Well, the Earth was closer to the Sun. Now it is receding about 15 cm per year further away from the sun. At the same step it makes only about 0.1% of the Sun Earth distance in 1 billion years, but was the movement constant? Or more accelerated in an early Earth?
Second – how much of the Earth was covered by the oceans 1 billion+ years ago?
The true greenhouse happens in the oceans where the sun radiation is warming in depth but losing warm only at the surface.
This study says there was more water in the early Earth, the slow lose of water and increase distance to the Sun, slow lose of atmospheric pressure could compensate for slow radiation increase of the Sun:
http://sciencenordic.com/earth-has-lost-quarter-its-water
Joe Postma says:
October 17, 2012 at 7:11 am
The effect of higher mean temp on a faster rotating orb is because energy loss is greater when darkness begins at a higher temperature. The slower rotating orb gets warmer during the day and due to T4 relationship between power and temperature when the hotter dayside rotates into the night side it loses energy faster. The highest average day/night temperature is thus obtained when there’s the least diurnal temperature swing. If this weren’t correct Duke U physicist Rob Brown would have been quick to point it out.
The flaw Schumaker’s hypothesis is there isn’t a whole lot of diurnal temperature change over the global ocean and in fact the diurnal change in temperature over the ocean is so small that that you can basically ignore the T4 slope. If we were talking a diurnal swing of 300C over the entire orb (like the moon) then the average temperature change becomes significant.
http://wattsupwiththat.com/2012/01/08/the-moon-is-a-cold-mistress/
http://wattsupwiththat.com/2012/01/06/what-we-dont-know-about-energy-flow/
Rob Brown and Willis talk about it in the links above if you’d like a more in depth explanation of how, why, and magnitude.
“It’s all fun & games until somebody pokes an eye out.”
Man, there’s a lot of handwaving in this thread. Eye protection is recommended.

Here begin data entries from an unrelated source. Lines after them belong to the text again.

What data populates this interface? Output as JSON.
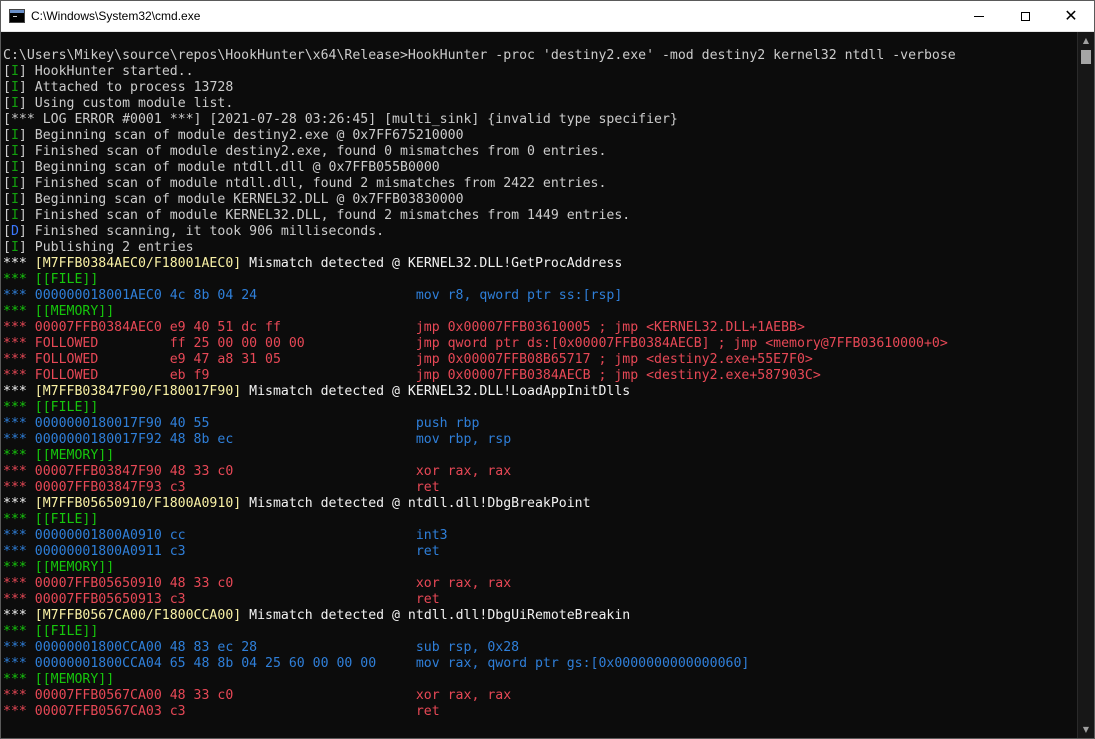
{
  "window": {
    "title": "C:\\Windows\\System32\\cmd.exe",
    "minimize_glyph": "",
    "close_glyph": "✕",
    "scroll_up_glyph": "▲",
    "scroll_down_glyph": "▼"
  },
  "console": {
    "lines": [
      [
        {
          "t": "C:\\Users\\Mikey\\source\\repos\\HookHunter\\x64\\Release>HookHunter -proc 'destiny2.exe' -mod destiny2 kernel32 ntdll -verbose",
          "c": "gray"
        }
      ],
      [
        {
          "t": "[",
          "c": "gray"
        },
        {
          "t": "I",
          "c": "green"
        },
        {
          "t": "] HookHunter started..",
          "c": "gray"
        }
      ],
      [
        {
          "t": "[",
          "c": "gray"
        },
        {
          "t": "I",
          "c": "green"
        },
        {
          "t": "] Attached to process 13728",
          "c": "gray"
        }
      ],
      [
        {
          "t": "[",
          "c": "gray"
        },
        {
          "t": "I",
          "c": "green"
        },
        {
          "t": "] Using custom module list.",
          "c": "gray"
        }
      ],
      [
        {
          "t": "[*** LOG ERROR #0001 ***] [2021-07-28 03:26:45] [multi_sink] {invalid type specifier}",
          "c": "gray"
        }
      ],
      [
        {
          "t": "[",
          "c": "gray"
        },
        {
          "t": "I",
          "c": "green"
        },
        {
          "t": "] Beginning scan of module destiny2.exe @ 0x7FF675210000",
          "c": "gray"
        }
      ],
      [
        {
          "t": "[",
          "c": "gray"
        },
        {
          "t": "I",
          "c": "green"
        },
        {
          "t": "] Finished scan of module destiny2.exe, found 0 mismatches from 0 entries.",
          "c": "gray"
        }
      ],
      [
        {
          "t": "[",
          "c": "gray"
        },
        {
          "t": "I",
          "c": "green"
        },
        {
          "t": "] Beginning scan of module ntdll.dll @ 0x7FFB055B0000",
          "c": "gray"
        }
      ],
      [
        {
          "t": "[",
          "c": "gray"
        },
        {
          "t": "I",
          "c": "green"
        },
        {
          "t": "] Finished scan of module ntdll.dll, found 2 mismatches from 2422 entries.",
          "c": "gray"
        }
      ],
      [
        {
          "t": "[",
          "c": "gray"
        },
        {
          "t": "I",
          "c": "green"
        },
        {
          "t": "] Beginning scan of module KERNEL32.DLL @ 0x7FFB03830000",
          "c": "gray"
        }
      ],
      [
        {
          "t": "[",
          "c": "gray"
        },
        {
          "t": "I",
          "c": "green"
        },
        {
          "t": "] Finished scan of module KERNEL32.DLL, found 2 mismatches from 1449 entries.",
          "c": "gray"
        }
      ],
      [
        {
          "t": "[",
          "c": "gray"
        },
        {
          "t": "D",
          "c": "blue"
        },
        {
          "t": "] Finished scanning, it took 906 milliseconds.",
          "c": "gray"
        }
      ],
      [
        {
          "t": "[",
          "c": "gray"
        },
        {
          "t": "I",
          "c": "green"
        },
        {
          "t": "] Publishing 2 entries",
          "c": "gray"
        }
      ],
      [
        {
          "t": "*** ",
          "c": "white"
        },
        {
          "t": "[M7FFB0384AEC0/F18001AEC0]",
          "c": "yellow"
        },
        {
          "t": " Mismatch detected @ KERNEL32.DLL!GetProcAddress",
          "c": "white"
        }
      ],
      [
        {
          "t": "*** ",
          "c": "lgreen"
        },
        {
          "t": "[[FILE]]",
          "c": "lgreen"
        }
      ],
      [
        {
          "t": "*** ",
          "c": "dblue"
        },
        {
          "t": "000000018001AEC0 4c 8b 04 24                    mov r8, qword ptr ss:[rsp]",
          "c": "dblue"
        }
      ],
      [
        {
          "t": "*** ",
          "c": "lgreen"
        },
        {
          "t": "[[MEMORY]]",
          "c": "lgreen"
        }
      ],
      [
        {
          "t": "*** ",
          "c": "red"
        },
        {
          "t": "00007FFB0384AEC0 e9 40 51 dc ff                 jmp 0x00007FFB03610005 ; jmp <KERNEL32.DLL+1AEBB>",
          "c": "red"
        }
      ],
      [
        {
          "t": "*** ",
          "c": "red"
        },
        {
          "t": "FOLLOWED         ff 25 00 00 00 00              jmp qword ptr ds:[0x00007FFB0384AECB] ; jmp <memory@7FFB03610000+0>",
          "c": "red"
        }
      ],
      [
        {
          "t": "*** ",
          "c": "red"
        },
        {
          "t": "FOLLOWED         e9 47 a8 31 05                 jmp 0x00007FFB08B65717 ; jmp <destiny2.exe+55E7F0>",
          "c": "red"
        }
      ],
      [
        {
          "t": "*** ",
          "c": "red"
        },
        {
          "t": "FOLLOWED         eb f9                          jmp 0x00007FFB0384AECB ; jmp <destiny2.exe+587903C>",
          "c": "red"
        }
      ],
      [
        {
          "t": "*** ",
          "c": "white"
        },
        {
          "t": "[M7FFB03847F90/F180017F90]",
          "c": "yellow"
        },
        {
          "t": " Mismatch detected @ KERNEL32.DLL!LoadAppInitDlls",
          "c": "white"
        }
      ],
      [
        {
          "t": "*** ",
          "c": "lgreen"
        },
        {
          "t": "[[FILE]]",
          "c": "lgreen"
        }
      ],
      [
        {
          "t": "*** ",
          "c": "dblue"
        },
        {
          "t": "0000000180017F90 40 55                          push rbp",
          "c": "dblue"
        }
      ],
      [
        {
          "t": "*** ",
          "c": "dblue"
        },
        {
          "t": "0000000180017F92 48 8b ec                       mov rbp, rsp",
          "c": "dblue"
        }
      ],
      [
        {
          "t": "*** ",
          "c": "lgreen"
        },
        {
          "t": "[[MEMORY]]",
          "c": "lgreen"
        }
      ],
      [
        {
          "t": "*** ",
          "c": "red"
        },
        {
          "t": "00007FFB03847F90 48 33 c0                       xor rax, rax",
          "c": "red"
        }
      ],
      [
        {
          "t": "*** ",
          "c": "red"
        },
        {
          "t": "00007FFB03847F93 c3                             ret",
          "c": "red"
        }
      ],
      [
        {
          "t": "*** ",
          "c": "white"
        },
        {
          "t": "[M7FFB05650910/F1800A0910]",
          "c": "yellow"
        },
        {
          "t": " Mismatch detected @ ntdll.dll!DbgBreakPoint",
          "c": "white"
        }
      ],
      [
        {
          "t": "*** ",
          "c": "lgreen"
        },
        {
          "t": "[[FILE]]",
          "c": "lgreen"
        }
      ],
      [
        {
          "t": "*** ",
          "c": "dblue"
        },
        {
          "t": "00000001800A0910 cc                             int3",
          "c": "dblue"
        }
      ],
      [
        {
          "t": "*** ",
          "c": "dblue"
        },
        {
          "t": "00000001800A0911 c3                             ret",
          "c": "dblue"
        }
      ],
      [
        {
          "t": "*** ",
          "c": "lgreen"
        },
        {
          "t": "[[MEMORY]]",
          "c": "lgreen"
        }
      ],
      [
        {
          "t": "*** ",
          "c": "red"
        },
        {
          "t": "00007FFB05650910 48 33 c0                       xor rax, rax",
          "c": "red"
        }
      ],
      [
        {
          "t": "*** ",
          "c": "red"
        },
        {
          "t": "00007FFB05650913 c3                             ret",
          "c": "red"
        }
      ],
      [
        {
          "t": "*** ",
          "c": "white"
        },
        {
          "t": "[M7FFB0567CA00/F1800CCA00]",
          "c": "yellow"
        },
        {
          "t": " Mismatch detected @ ntdll.dll!DbgUiRemoteBreakin",
          "c": "white"
        }
      ],
      [
        {
          "t": "*** ",
          "c": "lgreen"
        },
        {
          "t": "[[FILE]]",
          "c": "lgreen"
        }
      ],
      [
        {
          "t": "*** ",
          "c": "dblue"
        },
        {
          "t": "00000001800CCA00 48 83 ec 28                    sub rsp, 0x28",
          "c": "dblue"
        }
      ],
      [
        {
          "t": "*** ",
          "c": "dblue"
        },
        {
          "t": "00000001800CCA04 65 48 8b 04 25 60 00 00 00     mov rax, qword ptr gs:[0x0000000000000060]",
          "c": "dblue"
        }
      ],
      [
        {
          "t": "*** ",
          "c": "lgreen"
        },
        {
          "t": "[[MEMORY]]",
          "c": "lgreen"
        }
      ],
      [
        {
          "t": "*** ",
          "c": "red"
        },
        {
          "t": "00007FFB0567CA00 48 33 c0                       xor rax, rax",
          "c": "red"
        }
      ],
      [
        {
          "t": "*** ",
          "c": "red"
        },
        {
          "t": "00007FFB0567CA03 c3                             ret",
          "c": "red"
        }
      ]
    ]
  },
  "colors": {
    "background": "#0c0c0c",
    "gray": "#cccccc",
    "green": "#13a10e",
    "light_green": "#16c60c",
    "blue": "#3b78ff",
    "dark_blue": "#2f7fd9",
    "red": "#e74856",
    "yellow": "#f9f1a5",
    "white": "#f2f2f2"
  }
}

In addition to my previous post above, is the “inside of the Earth” not warmed due to radioactive decay? And does this not lose power with the time? We now have certain energy coming from below:
http://www.heatflow.und.edu/maplinks.html
How much was it 1 billion + years ago?
There are several factors that contributed to the young Earth being warm that are forgotten and people try to find one factor that explains it all – and clearly the CO2-zelots point to CO2. The CO2 shows however no correlation between CO2 quantities and historic temperature.